Building an AI-powered curriculum migration tool should be straightforward. The AI reads the old content, applies new formatting rules, and outputs the result. Except it only works about 60% of the time, and figuring out how to solve this has become my current obsession.
We’re building a tool to help staff refactor their course content for new curriculum guidelines. The AI takes existing course layouts and transforms them into the new required format. In theory, it’s simple. In practice, getting consistent results has been the real challenge.
The problem isn’t the technology itself, Moodle’s AI subsystem actually makes the technical side pretty painless. Once you set up a plugin, it handles all the sending and receiving of data to whatever AI endpoint the user has connected. You can focus on building features rather than wrestling with API calls. Different institutions can plug in their preferred service, OpenAI, Anthropic, or whatever else when they install your plugin.
The tricky part is the prompting. I’ve built the prompt to construct itself dynamically based on user selections, which gives us flexibility but makes troubleshooting a nightmare when the output goes wrong.
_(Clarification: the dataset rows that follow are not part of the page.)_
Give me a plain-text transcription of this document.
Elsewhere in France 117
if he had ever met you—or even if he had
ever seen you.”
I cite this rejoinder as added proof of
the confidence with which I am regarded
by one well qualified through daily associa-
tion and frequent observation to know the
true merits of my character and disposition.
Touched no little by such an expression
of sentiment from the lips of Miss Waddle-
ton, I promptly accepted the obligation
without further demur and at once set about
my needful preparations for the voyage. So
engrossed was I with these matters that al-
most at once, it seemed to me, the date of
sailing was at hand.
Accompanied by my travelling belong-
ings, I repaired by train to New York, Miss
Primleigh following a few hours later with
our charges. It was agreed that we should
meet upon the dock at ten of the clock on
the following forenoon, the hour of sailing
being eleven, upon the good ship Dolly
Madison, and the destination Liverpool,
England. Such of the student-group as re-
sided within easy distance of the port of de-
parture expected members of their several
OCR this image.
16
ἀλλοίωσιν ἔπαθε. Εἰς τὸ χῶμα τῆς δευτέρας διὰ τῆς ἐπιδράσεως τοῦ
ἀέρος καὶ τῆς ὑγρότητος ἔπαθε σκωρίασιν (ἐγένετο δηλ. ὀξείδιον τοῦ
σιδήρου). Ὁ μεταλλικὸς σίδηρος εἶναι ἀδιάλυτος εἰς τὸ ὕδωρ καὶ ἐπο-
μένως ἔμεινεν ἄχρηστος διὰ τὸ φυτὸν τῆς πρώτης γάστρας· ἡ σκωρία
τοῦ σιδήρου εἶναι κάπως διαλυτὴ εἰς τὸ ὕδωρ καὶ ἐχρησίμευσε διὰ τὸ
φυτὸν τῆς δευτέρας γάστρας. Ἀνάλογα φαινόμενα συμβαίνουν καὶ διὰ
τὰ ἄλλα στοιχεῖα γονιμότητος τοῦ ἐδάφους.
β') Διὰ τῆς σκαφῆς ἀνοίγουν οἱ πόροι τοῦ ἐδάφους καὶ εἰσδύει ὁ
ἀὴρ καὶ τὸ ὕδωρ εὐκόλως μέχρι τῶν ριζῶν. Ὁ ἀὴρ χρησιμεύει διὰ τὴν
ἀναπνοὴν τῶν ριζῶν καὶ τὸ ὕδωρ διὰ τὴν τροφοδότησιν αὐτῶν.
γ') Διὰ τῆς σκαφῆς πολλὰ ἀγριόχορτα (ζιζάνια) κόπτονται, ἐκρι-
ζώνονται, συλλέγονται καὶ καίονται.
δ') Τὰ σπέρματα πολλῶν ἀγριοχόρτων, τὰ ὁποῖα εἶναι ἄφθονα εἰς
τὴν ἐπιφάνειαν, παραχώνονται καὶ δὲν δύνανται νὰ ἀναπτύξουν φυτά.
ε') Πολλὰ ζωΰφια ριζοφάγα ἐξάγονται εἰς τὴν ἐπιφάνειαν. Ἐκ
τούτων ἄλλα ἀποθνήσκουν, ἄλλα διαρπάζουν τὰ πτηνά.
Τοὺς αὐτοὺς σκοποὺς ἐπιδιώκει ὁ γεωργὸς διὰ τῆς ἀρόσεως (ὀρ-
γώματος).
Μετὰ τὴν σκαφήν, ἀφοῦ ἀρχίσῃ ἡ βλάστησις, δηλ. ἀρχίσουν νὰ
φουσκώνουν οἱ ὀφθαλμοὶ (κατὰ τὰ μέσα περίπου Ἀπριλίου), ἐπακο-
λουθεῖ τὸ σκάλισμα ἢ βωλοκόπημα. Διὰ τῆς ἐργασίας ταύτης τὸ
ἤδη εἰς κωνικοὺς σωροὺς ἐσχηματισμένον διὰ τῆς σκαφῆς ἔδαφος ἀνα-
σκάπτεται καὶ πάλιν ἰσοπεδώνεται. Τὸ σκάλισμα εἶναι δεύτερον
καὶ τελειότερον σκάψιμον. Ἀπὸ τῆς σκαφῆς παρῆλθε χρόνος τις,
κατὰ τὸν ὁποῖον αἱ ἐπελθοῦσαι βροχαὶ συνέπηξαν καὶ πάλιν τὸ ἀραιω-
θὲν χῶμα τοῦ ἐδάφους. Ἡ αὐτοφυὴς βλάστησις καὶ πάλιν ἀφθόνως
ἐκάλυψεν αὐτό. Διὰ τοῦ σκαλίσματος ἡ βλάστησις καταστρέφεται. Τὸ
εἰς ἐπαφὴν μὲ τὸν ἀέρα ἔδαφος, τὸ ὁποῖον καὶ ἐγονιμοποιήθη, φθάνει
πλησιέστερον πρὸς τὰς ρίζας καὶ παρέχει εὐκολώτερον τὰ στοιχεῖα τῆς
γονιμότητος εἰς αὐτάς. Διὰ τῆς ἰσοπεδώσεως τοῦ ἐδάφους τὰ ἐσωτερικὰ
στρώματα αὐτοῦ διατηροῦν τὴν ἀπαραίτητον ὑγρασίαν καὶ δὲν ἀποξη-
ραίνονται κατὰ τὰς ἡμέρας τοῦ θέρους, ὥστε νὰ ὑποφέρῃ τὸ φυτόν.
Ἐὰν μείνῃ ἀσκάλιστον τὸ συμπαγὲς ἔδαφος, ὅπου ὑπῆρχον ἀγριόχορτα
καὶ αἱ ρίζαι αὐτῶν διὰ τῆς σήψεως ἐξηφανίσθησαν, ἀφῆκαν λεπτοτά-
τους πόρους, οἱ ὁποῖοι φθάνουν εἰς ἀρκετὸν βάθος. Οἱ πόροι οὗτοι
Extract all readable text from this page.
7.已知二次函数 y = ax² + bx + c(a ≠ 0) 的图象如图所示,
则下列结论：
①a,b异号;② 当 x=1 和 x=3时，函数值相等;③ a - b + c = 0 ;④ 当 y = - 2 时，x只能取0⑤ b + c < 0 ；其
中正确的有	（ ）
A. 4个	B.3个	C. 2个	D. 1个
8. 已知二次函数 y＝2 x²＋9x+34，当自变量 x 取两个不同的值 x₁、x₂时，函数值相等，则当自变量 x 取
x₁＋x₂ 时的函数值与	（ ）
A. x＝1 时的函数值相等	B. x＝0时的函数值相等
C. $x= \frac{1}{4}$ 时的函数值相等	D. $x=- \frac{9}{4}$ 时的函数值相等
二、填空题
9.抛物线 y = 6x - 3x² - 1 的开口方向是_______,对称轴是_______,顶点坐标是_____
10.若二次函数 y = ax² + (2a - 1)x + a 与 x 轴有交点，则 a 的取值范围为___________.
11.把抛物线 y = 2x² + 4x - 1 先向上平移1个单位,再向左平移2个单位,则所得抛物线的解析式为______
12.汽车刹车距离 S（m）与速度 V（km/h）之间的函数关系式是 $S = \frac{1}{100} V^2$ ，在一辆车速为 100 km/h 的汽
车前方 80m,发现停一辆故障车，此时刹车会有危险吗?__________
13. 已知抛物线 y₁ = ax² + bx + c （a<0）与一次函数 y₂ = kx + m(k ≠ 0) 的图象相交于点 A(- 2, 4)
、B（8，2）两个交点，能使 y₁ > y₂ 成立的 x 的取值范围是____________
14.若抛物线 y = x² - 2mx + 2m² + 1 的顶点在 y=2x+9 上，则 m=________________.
There’s a sweet spot in terms of prompt length and complexity, too long and the AI seems to lose track of important details, too short and it fills in the gaps with guesses that might be wrong, or doesn’t return enough content.
The prompt itself should return the new module layout in JSON, and it does, but sometimes (not all the time) it’s double encoded and whatever I do it doesn’t seem to stop doing that.
I’d rather it return data in the correct format with guesses, than the wrong format altogether, which at the moment, breaks the output of the Moodle tool completely.
One approach would be to guard against bad responses and let users regenerate, which will probably feature in the final version. But that wastes AI tokens and creates friction. The real goal is to bump up that success rate by refining the prompt engineering itself.
So that’s where I am, tweaking, testing, and trying to crack the code on reliable AI output for real-world use.